Plus de savoir, plus de malheur ?


Je ne suis pas d’accord avec Lovecraft quand il dit que la plus ancienne et la plus forte des peurs de l’humanité est celle de l’inconnu. Mais Lovecraft théoricien est souvent en désaccord avec Lovecraft écrivain, car il ignore son propre apport. En effet, l’horreur lovecraftienne est moins une horreur de l’inconnu que de la connaissance. C’est le savoir qui rend fou. Plus de savoir, plus de malheur dit le Qohélet et Lovecraft à sa suite.

Prenons pour exemple une courte nouvelle du cycle du rêve, Les autres Dieu. En à peine plus de 2000 mots Lovecraft nous donne une puissante leçon sur le savoir et ses dangers. Barzai le Sage vivait à Ulthar, de l’autre côté de la rivière Skai. C’était un érudit qui avait lu les sept livres cryptiques de Hsan et les manuscrits pnakotiques. Mais son savoir ne faisait qu’attiser le feu de sa libido sciendi et il voulait contempler les dieux eux-mêmes. Accompagné d’un jeune prête, Atal, son disciple, il gravit le mont Hatheg-Kla où s’ébattent et dansent les dieux certaines nuits.

Après plusieurs jours de marche dans la solitude, presque arrivé au but, Barzai bien que plus âgé, mais animé par l’enthousiasme de sa future découverte, dépasse Atal et contemple les dieux de la Terre. C’est alors que les Autres Dieux apparaissent pour les protéger et font chuter Barzai dans la noirceur du ciel nocturne.

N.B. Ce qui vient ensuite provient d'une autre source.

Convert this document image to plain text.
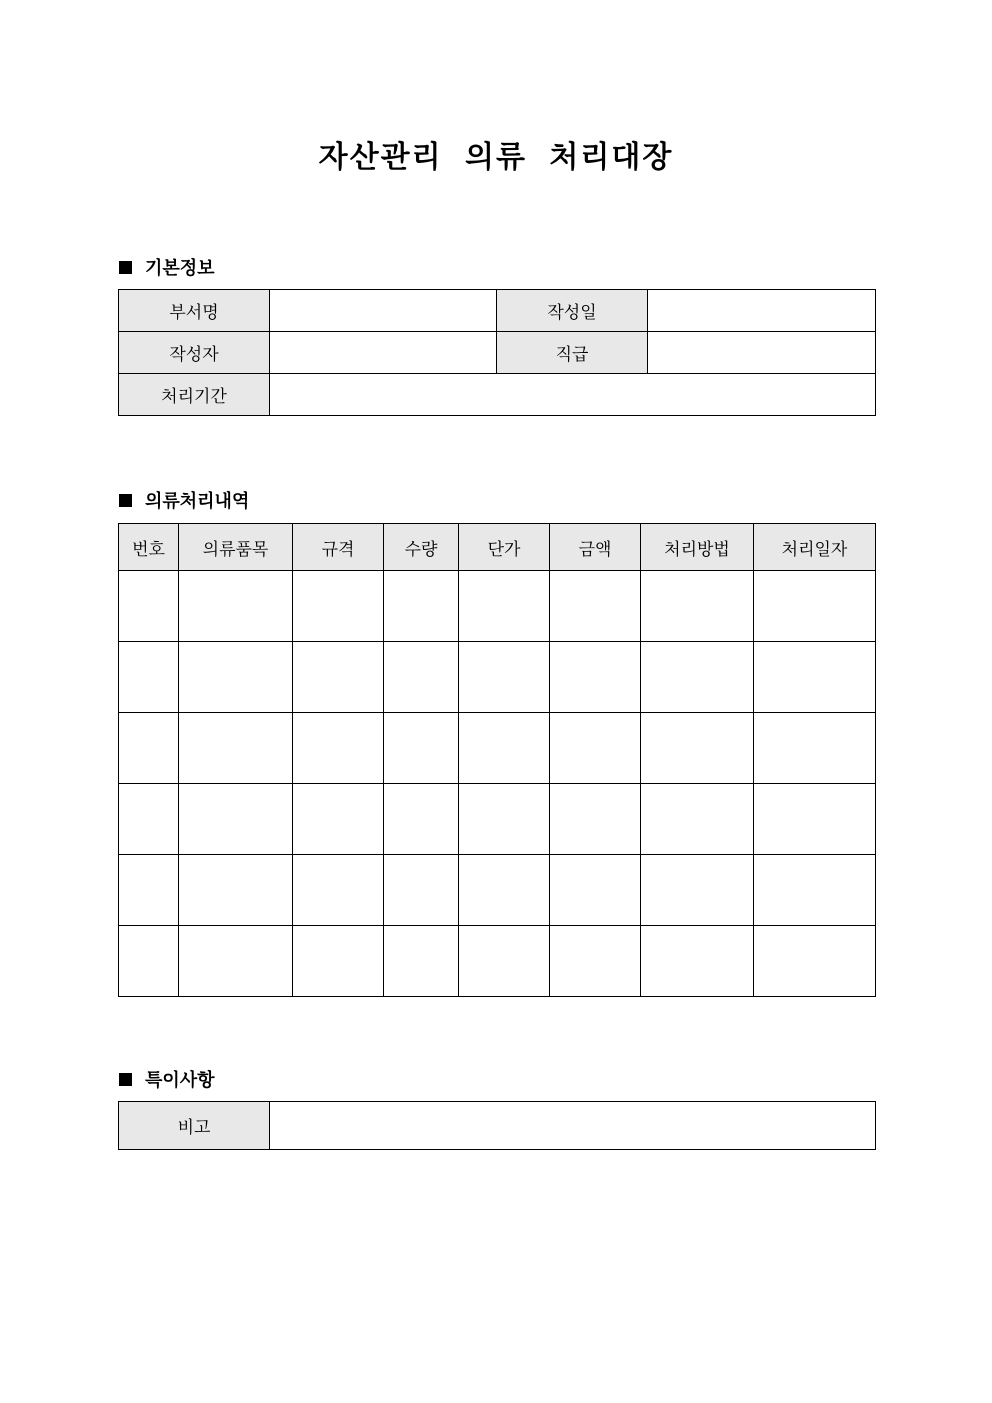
자산관리 의류 처리대장
기본정보
부서명		작성일	
작성자		직급	
처리기간			
의류처리내역
번호	의류품목	규격	수량	단가	금액	처리방법	처리일자

특이사항
비고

Barzai n’est pas un fou et il a mérité son surnom de sage en conseillant aux habitant d’Ulthar d’interdire de tuer les chats après l’étrange aventure rapportée dans Les chats d’Ulthar. Ce n’est pas un fou, mais son savoir l’aveugle. Il croit sa connaissance des dieux suffisante pour qu’elle le protége d’eux. Il ignore les Autres Dieux. Il n’a pas peur d’eux parce qu’il ne les connaît pas, parce qu’il ne sait même pas qu’ils existent, la peur la plus forte ne saurait être celle de ce qui est inconnu. C’est au moment où ces Dieux se dévoilent à lui, au moment où il les contemple et où il est exhaussé jusqu’à eux par son étrange chute vers le ciel qu’il connaît la plus grande des peurs, celle de ce qui est connu.

Et il est trop tard.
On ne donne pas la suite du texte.